Familienorchester Halter gastierte vor vollem Haus
28.02.2014 Aktuell, Region, Oberburg, Burgdorf, Kultur, GesellschaftDass eine geräumige Kirche wie die an der Friedeggstrasse 12 an einem Samstagabend bis auf den letzten Platz besetzt ist, ist nicht selbstverständlich, und dass zudem Zuhörer jeden Alters anwesend sind, noch weniger. Es muss an der sympathischen Art der Familie liegen.
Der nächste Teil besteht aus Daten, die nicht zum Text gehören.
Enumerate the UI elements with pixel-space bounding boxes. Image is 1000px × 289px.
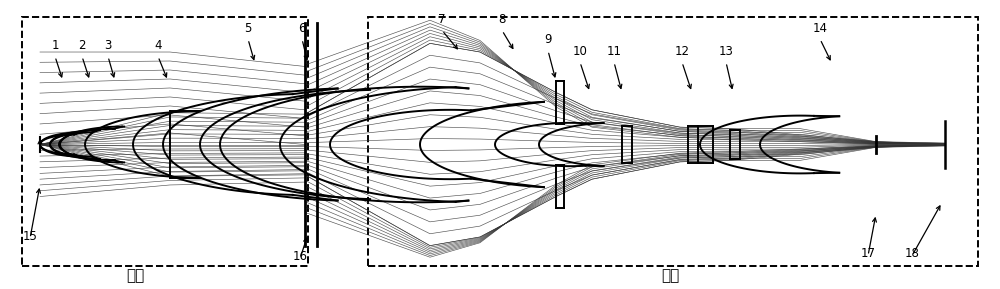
Text: 15: 15 [23, 230, 37, 243]
Text: 6: 6 [298, 22, 306, 35]
Text: 3: 3 [104, 39, 112, 52]
Text: 后组: 后组 [661, 268, 679, 284]
Bar [368, 17, 978, 266]
Text: 13: 13 [719, 45, 733, 58]
Text: 11: 11 [606, 45, 622, 58]
Text: 10: 10 [573, 45, 587, 58]
Text: 前组: 前组 [126, 268, 144, 284]
Text: 5: 5 [244, 22, 252, 35]
Text: 12: 12 [674, 45, 690, 58]
Text: 9: 9 [544, 33, 552, 46]
Text: 14: 14 [812, 22, 828, 35]
Text: 2: 2 [78, 39, 86, 52]
Text: 17: 17 [860, 247, 876, 260]
Text: 8: 8 [498, 13, 506, 26]
Text: 4: 4 [154, 39, 162, 52]
Text: 7: 7 [438, 13, 446, 26]
Text: 1: 1 [51, 39, 59, 52]
Text: 16: 16 [292, 250, 308, 263]
Bar [22, 17, 308, 266]
Text: 18: 18 [905, 247, 919, 260]
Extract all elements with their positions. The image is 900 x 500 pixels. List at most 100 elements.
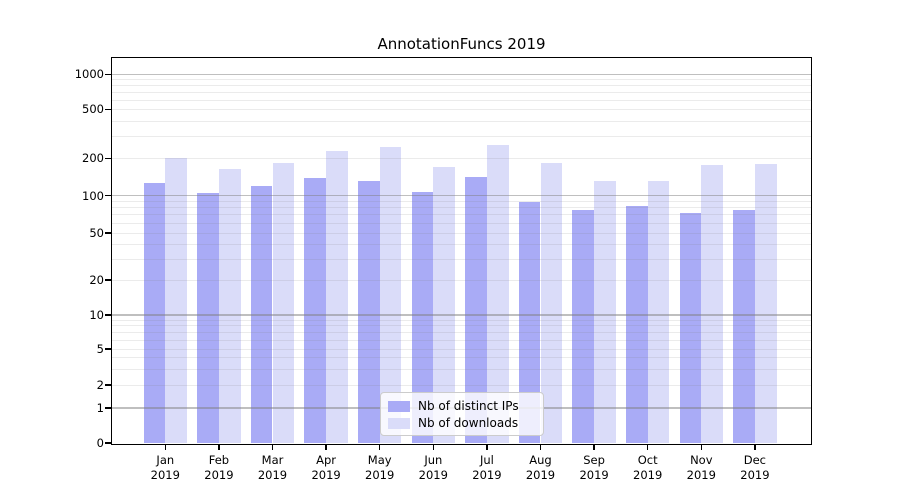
bar-downloads <box>540 162 563 443</box>
x-axis-tick-label: Feb 2019 <box>204 453 234 482</box>
bar-distinct-ips <box>572 209 595 443</box>
x-axis-tick-label: Jul 2019 <box>472 453 502 482</box>
x-axis-tick <box>325 445 327 450</box>
x-axis-tick <box>378 445 381 450</box>
bar-downloads <box>594 181 616 443</box>
x-axis-tick-label: Nov 2019 <box>686 453 716 482</box>
legend-swatch-distinct-ips <box>388 400 410 412</box>
x-axis-tick-label: Oct 2019 <box>633 453 663 482</box>
gridline <box>112 243 811 245</box>
gridline <box>112 384 811 386</box>
gridline <box>112 214 811 216</box>
y-axis-tick-label: 20 <box>89 273 104 287</box>
x-axis-tick <box>593 445 595 450</box>
y-axis-tick <box>105 407 111 409</box>
bar-downloads <box>433 167 455 443</box>
y-axis-tick-label: 50 <box>89 226 104 240</box>
gridline <box>112 85 811 87</box>
gridline <box>112 79 811 81</box>
y-axis-tick-label: 2 <box>96 378 104 392</box>
bar-distinct-ips <box>679 212 702 443</box>
gridline <box>112 108 811 110</box>
x-axis-tick <box>164 445 167 450</box>
gridline <box>112 325 811 327</box>
legend-label-downloads: Nb of downloads <box>418 416 519 430</box>
y-axis-tick <box>105 384 111 386</box>
gridline <box>112 222 811 224</box>
gridline <box>112 368 811 370</box>
gridline <box>112 73 811 75</box>
bar-downloads <box>701 164 723 443</box>
y-axis-tick <box>105 108 111 111</box>
y-axis-tick-label: 5 <box>96 342 104 356</box>
x-axis-tick-label: Dec 2019 <box>740 453 770 482</box>
y-axis-tick <box>105 157 111 160</box>
bar-downloads <box>326 150 348 443</box>
x-axis-tick-label: Apr 2019 <box>311 453 341 482</box>
y-axis-tick-label: 10 <box>89 308 104 322</box>
bar-downloads <box>486 145 509 443</box>
bar-distinct-ips <box>518 201 541 443</box>
gridline <box>112 314 811 316</box>
bar-downloads <box>218 169 241 443</box>
gridline <box>112 195 811 197</box>
legend-item-downloads: Nb of downloads <box>388 415 535 431</box>
plot-area-frame <box>111 57 812 445</box>
bar-distinct-ips <box>465 176 487 443</box>
bar-downloads <box>379 146 402 443</box>
bar-distinct-ips <box>304 178 327 443</box>
bar-distinct-ips <box>197 193 219 443</box>
x-axis-tick-label: May 2019 <box>365 453 395 482</box>
gridline <box>112 120 811 122</box>
y-axis-tick <box>105 442 111 444</box>
y-axis-tick <box>105 314 111 316</box>
gridline <box>112 157 811 159</box>
y-axis-tick <box>105 232 111 234</box>
bar-downloads <box>647 180 670 443</box>
bar-downloads <box>165 158 187 443</box>
x-axis-tick-label: Mar 2019 <box>257 453 288 482</box>
legend-swatch-downloads <box>388 417 410 429</box>
bar-distinct-ips <box>626 205 648 443</box>
x-axis-tick-label: Sep 2019 <box>579 453 609 482</box>
y-axis-tick-label: 500 <box>82 102 104 117</box>
x-axis-tick <box>700 445 703 450</box>
gridline <box>112 200 811 202</box>
gridline <box>112 319 811 321</box>
x-axis-tick <box>271 445 274 450</box>
gridline <box>112 331 811 333</box>
y-axis-tick <box>105 279 111 281</box>
bar-downloads <box>272 162 295 443</box>
x-axis-tick <box>432 445 435 450</box>
gridline <box>112 258 811 260</box>
x-axis-tick-label: Jun 2019 <box>418 453 448 482</box>
y-axis-tick-label: 1 <box>96 401 104 415</box>
y-axis-tick <box>105 348 111 350</box>
y-axis-tick-label: 100 <box>82 188 104 203</box>
legend-label-distinct-ips: Nb of distinct IPs <box>418 399 519 413</box>
y-axis-tick-label: 0 <box>96 436 104 450</box>
y-axis-tick <box>105 73 111 76</box>
gridline <box>112 232 811 234</box>
legend-item-distinct-ips: Nb of distinct IPs <box>388 398 535 414</box>
gridline <box>112 279 811 281</box>
legend: Nb of distinct IPs Nb of downloads <box>380 392 544 436</box>
gridline <box>112 207 811 209</box>
x-axis-tick <box>539 445 542 450</box>
bar-distinct-ips <box>358 180 380 443</box>
gridline <box>112 348 811 350</box>
gridline <box>112 136 811 138</box>
x-axis-tick-label: Jan 2019 <box>150 453 180 482</box>
gridline <box>112 99 811 101</box>
x-axis-tick <box>486 445 488 450</box>
bar-downloads <box>754 163 777 443</box>
x-axis-tick <box>754 445 756 450</box>
x-axis-tick-label: Aug 2019 <box>525 453 556 482</box>
bar-distinct-ips <box>143 182 166 443</box>
x-axis-tick <box>218 445 220 450</box>
y-axis-tick-label: 1000 <box>74 67 104 82</box>
gridline <box>112 339 811 341</box>
gridline <box>112 357 811 359</box>
bar-distinct-ips <box>411 191 434 443</box>
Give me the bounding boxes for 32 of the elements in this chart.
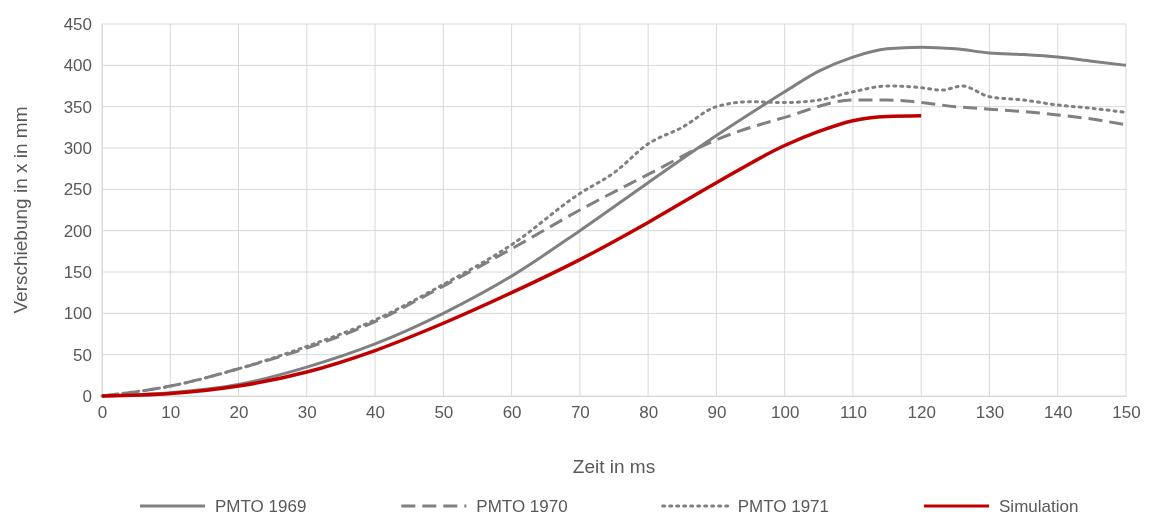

Mutter Beatrice Halter, ausgebildete Lehrerin, die sich so zurückhaltend gibt, die Violine und Gitarre spielt und für alle Arrangements an den Konzerten verantwortlich ist, sowie Vater Hans Melk Halter, der als Einziger der Familie kein Instrument spielt, aber jeweils durchs Programm führt: Sie dürfen ausnehmend stolz auf ihre Kinder sein. Drei der fünf Töchter haben Musik studiert: Silvia, die Cellistin, Rebekka, die Oboistin, und Brigitte, die Hornistin. Unterstützt werden sie von Luzia, der Volkswirtschafterin, und Beat, dem Müller, die beide Perkussion und Beat zudem Trompete spielen. Lediglich Annemarie ist nicht Teil des Orchesters.
Von der Ostsee bis ans Mittelmeer
Die musikalische Reise führte diesmal von der Ostsee bis ans Mittelmeer. Beginnend mit traditioneller Musik aus Finnland und Schweden, war im Anschluss das Allegro aus den Polowetzer Tänzen von Alexander Borodin zu hören. Russische Zigeunermusik, ein Klezmer und ein serbischer Reigen folgten, bevor sich das Familienorchester in heimatliche Gefilde begab und einen Walzer aus dem Appenzellerland zum Besten gab. Zu Ehren der anwesenden 90-jährigen Nachbarin folgten «Niänä geits so schön und luschtig» und «Ranz des Vaches». Das bekannte Menuett aus dem Streichquartett op. 13 Nr. 5 von Boccherini begeisterte. «La gamba» und «Calata», Lautentabulaturen, von Silvia mit dem Cello gezupft, liessen aufhorchen und das «Gran Concerto su temi dell’opera I vespri siciliani di Verdi» liess die grosse Klasse der drei Musikprofis aufblitzen. Griechische Volksmusik und «Hava Nagila» bildeten den Abschluss des Konzertes.